Secure Remote Voting Using Paper Ballots
Internet voting will probably be one of the most significant achievements of the future information society. It will have an enormous impact on the election process making it fast, reliable and inexpensive. Nonetheless, so far remote voting is considered to be very difficult, as one has to take into account susceptibility of the voter’s PC to various cyber-attacks. As a result, most the research effort is put into developing protocols and machines for poll-site electronic voting. Although these solutions yield promising results, they cannot be directly adopted to Internet voting because of secure platform problem. However, the cryptographic components they utilize may be very useful. This paper presents a scheme based on combination of mixnets and homomorphic encryption borrowed from robust poll-site voting, along with techniques recommended for remote voting – code sheets and test ballots. The protocol tries to minimize the trust put in voter’s PC by making the voter responsible for manual encryption of his vote. To achieve this, the voter obtains a paper ballot that allows him to scramble the vote by performing simple operations (lookup in a table). Creation of paper ballots, as well as decryption of votes, is performed by a group of cooperating trusted servers. As a result, the scheme is characterized by strong asymmetry – all computations are carried out on the server side. In consequence it does not require any additional hardware on the voter’s side, and offers distributed trust, receipt-freeness and verifiability.
💡 Research Summary
The paper proposes a novel remote‑voting protocol that eliminates the need to trust the voter’s personal computer with any cryptographic computation. Instead, each voter receives a paper ballot that contains a simple lookup table allowing the voter to “manually encrypt” his or her choice by adding a secret shift value (sh) modulo the number of candidates (c). The shift value is generated by a set of cooperating servers and is embedded in the ballot through a series of partially‑decrypting onions that travel through a mix‑net.

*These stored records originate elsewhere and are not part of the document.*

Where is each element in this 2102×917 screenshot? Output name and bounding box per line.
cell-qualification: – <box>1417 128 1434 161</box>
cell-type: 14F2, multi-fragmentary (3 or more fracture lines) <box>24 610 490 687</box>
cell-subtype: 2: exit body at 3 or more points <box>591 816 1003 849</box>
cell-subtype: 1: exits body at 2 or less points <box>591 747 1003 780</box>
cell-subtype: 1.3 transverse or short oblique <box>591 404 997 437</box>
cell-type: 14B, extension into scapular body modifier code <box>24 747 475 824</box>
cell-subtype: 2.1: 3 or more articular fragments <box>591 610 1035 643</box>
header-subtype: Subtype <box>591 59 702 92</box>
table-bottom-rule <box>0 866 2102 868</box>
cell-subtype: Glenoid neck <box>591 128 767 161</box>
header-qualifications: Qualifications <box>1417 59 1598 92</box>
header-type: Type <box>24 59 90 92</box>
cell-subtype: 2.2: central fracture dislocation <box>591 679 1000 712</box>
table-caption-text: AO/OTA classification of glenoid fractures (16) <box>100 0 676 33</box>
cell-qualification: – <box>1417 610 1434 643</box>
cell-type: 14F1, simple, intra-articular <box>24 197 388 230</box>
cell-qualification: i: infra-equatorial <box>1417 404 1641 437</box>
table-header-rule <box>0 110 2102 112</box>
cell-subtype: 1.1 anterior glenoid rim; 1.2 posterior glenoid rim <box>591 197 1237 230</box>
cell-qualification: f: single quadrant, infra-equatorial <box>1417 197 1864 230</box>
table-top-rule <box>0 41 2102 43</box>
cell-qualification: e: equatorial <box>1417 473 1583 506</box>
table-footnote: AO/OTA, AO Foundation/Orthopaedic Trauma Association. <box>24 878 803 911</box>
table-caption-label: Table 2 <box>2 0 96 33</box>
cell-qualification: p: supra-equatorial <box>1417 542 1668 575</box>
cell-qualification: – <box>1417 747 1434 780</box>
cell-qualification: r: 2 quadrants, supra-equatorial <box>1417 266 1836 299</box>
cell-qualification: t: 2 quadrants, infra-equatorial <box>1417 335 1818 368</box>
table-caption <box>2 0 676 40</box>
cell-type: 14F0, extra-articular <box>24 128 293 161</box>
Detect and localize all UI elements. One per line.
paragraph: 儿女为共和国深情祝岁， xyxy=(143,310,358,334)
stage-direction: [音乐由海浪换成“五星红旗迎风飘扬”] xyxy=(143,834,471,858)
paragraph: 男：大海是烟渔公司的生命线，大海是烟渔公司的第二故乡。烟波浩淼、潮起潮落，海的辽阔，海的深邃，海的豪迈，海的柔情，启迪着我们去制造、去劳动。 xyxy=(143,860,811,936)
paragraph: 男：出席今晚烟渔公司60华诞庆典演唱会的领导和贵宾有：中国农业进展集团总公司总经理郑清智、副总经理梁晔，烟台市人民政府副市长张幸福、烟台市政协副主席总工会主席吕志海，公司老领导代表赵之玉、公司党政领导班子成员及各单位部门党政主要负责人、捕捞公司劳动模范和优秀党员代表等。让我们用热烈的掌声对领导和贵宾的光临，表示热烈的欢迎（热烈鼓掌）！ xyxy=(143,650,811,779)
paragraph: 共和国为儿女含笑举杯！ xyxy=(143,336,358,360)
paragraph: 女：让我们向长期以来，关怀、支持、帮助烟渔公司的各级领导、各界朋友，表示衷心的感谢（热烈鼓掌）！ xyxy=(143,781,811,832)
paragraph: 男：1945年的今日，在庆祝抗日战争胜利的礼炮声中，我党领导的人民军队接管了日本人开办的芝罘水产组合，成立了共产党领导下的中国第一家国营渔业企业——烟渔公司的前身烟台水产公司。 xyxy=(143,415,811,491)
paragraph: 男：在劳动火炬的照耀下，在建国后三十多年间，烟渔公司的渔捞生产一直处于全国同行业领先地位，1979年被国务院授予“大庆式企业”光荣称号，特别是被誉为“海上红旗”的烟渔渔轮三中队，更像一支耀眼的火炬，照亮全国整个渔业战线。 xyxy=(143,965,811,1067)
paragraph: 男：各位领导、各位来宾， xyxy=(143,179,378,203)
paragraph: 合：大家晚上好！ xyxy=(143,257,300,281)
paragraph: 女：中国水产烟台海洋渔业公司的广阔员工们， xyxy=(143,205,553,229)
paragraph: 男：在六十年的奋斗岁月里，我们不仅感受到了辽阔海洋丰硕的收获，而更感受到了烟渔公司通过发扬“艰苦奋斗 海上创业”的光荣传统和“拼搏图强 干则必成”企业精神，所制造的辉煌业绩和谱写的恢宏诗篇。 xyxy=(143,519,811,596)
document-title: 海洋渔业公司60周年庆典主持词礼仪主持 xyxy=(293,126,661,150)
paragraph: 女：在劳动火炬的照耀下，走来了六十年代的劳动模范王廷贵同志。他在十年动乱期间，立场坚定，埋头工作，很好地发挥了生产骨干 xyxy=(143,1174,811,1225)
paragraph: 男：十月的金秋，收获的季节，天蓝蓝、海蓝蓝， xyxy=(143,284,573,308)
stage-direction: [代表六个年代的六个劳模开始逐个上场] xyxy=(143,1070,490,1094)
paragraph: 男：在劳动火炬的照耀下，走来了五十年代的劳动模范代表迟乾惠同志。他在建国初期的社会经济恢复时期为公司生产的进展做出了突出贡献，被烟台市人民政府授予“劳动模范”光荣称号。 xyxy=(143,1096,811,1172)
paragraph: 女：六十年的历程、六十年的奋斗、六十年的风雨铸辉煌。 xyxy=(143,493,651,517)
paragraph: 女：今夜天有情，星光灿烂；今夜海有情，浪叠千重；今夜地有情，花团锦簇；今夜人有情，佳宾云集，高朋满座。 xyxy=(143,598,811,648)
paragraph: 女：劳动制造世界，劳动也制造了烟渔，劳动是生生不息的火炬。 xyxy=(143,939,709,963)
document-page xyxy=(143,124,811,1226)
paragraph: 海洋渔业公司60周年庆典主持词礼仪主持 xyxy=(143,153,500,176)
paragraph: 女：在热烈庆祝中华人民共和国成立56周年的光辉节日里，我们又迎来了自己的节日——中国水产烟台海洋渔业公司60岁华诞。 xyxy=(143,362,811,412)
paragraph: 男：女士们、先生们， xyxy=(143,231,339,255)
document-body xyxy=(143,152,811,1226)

The protocol proceeds as follows. After a conventional registration process (similar to e‑banking), the voter obtains a voting kit containing authentication credentials. A few months before the election the voter visits a local authority to collect two paper ballots. One ballot is selected for verification and then destroyed; the other is used for casting the vote. The ballot presents a table that maps each candidate number v to an encrypted value v + sh (mod c). The voter reads the table, writes down the resulting number, and submits it via a secure web session to Election Committee 1 (EC1). EC1 publishes the voter’s identifier together with the encrypted vote on a public bulletin board (BB). The voter can verify that his or her entry appears unchanged.
All encrypted votes are then processed by a distributed set of authorities A₁, A₃,…,A_λ. Each authority holds an ElGamal key pair (x_i, y_i) and participates in a partially‑decrypting mix‑net. The mix‑net performs two functions: (1) it shuffles the ciphertexts using secret permutations π_i, and (2) it adds the secret shift values l_{i,j} (derived from sh) homomorphically. The mix‑net uses the functions ho_k and ht_k,l, which combine ElGamal encryption with a homomorphic addition operation, allowing the cumulative shift to be applied without revealing individual contributions. Randomized Partial Checking (RPC) is employed: each server commits to its permutation and to the l‑vectors, then reveals a randomly selected half of its input‑output links, ensuring that no adversary can replace or tamper with any ballot without being detected.
After the final server completes the partial decryption, the accumulated shift is removed, revealing the original candidate number for each vote. The results are then published. Because the voter never sees any verification data that could serve as a receipt, the scheme achieves receipt‑freeness. Individual verifiability is provided by the BB entry, while global verifiability follows from the publicly auditable mix‑net and homomorphic tally.
Key contributions include:
- A manual encryption step that requires only a lookup on paper, removing any cryptographic burden from the voter’s device.
- Integration of mix‑nets with homomorphic ElGamal to support distributed addition of the secret shift, enabling the server‑side de‑scrambling of votes.
- Use of RPC to guarantee robustness of the mix‑net without requiring trusted hardware on the client side.
- A trust‑distribution model where ballot generation, shift generation, shuffling, and decryption are each performed by independent authorities, limiting the power of any single entity.
The authors acknowledge practical challenges such as secure printing, distribution, and destruction of paper ballots; scalability of the mix‑net for large electorates; and the need for rigorous auditing of the server authorities. Nonetheless, the protocol demonstrates that a combination of well‑studied cryptographic primitives (mix‑nets, homomorphic encryption) with simple paper‑based operations can yield a remote voting system that is fast, inexpensive, receipt‑free, and verifiable without requiring any special hardware on the voter’s side.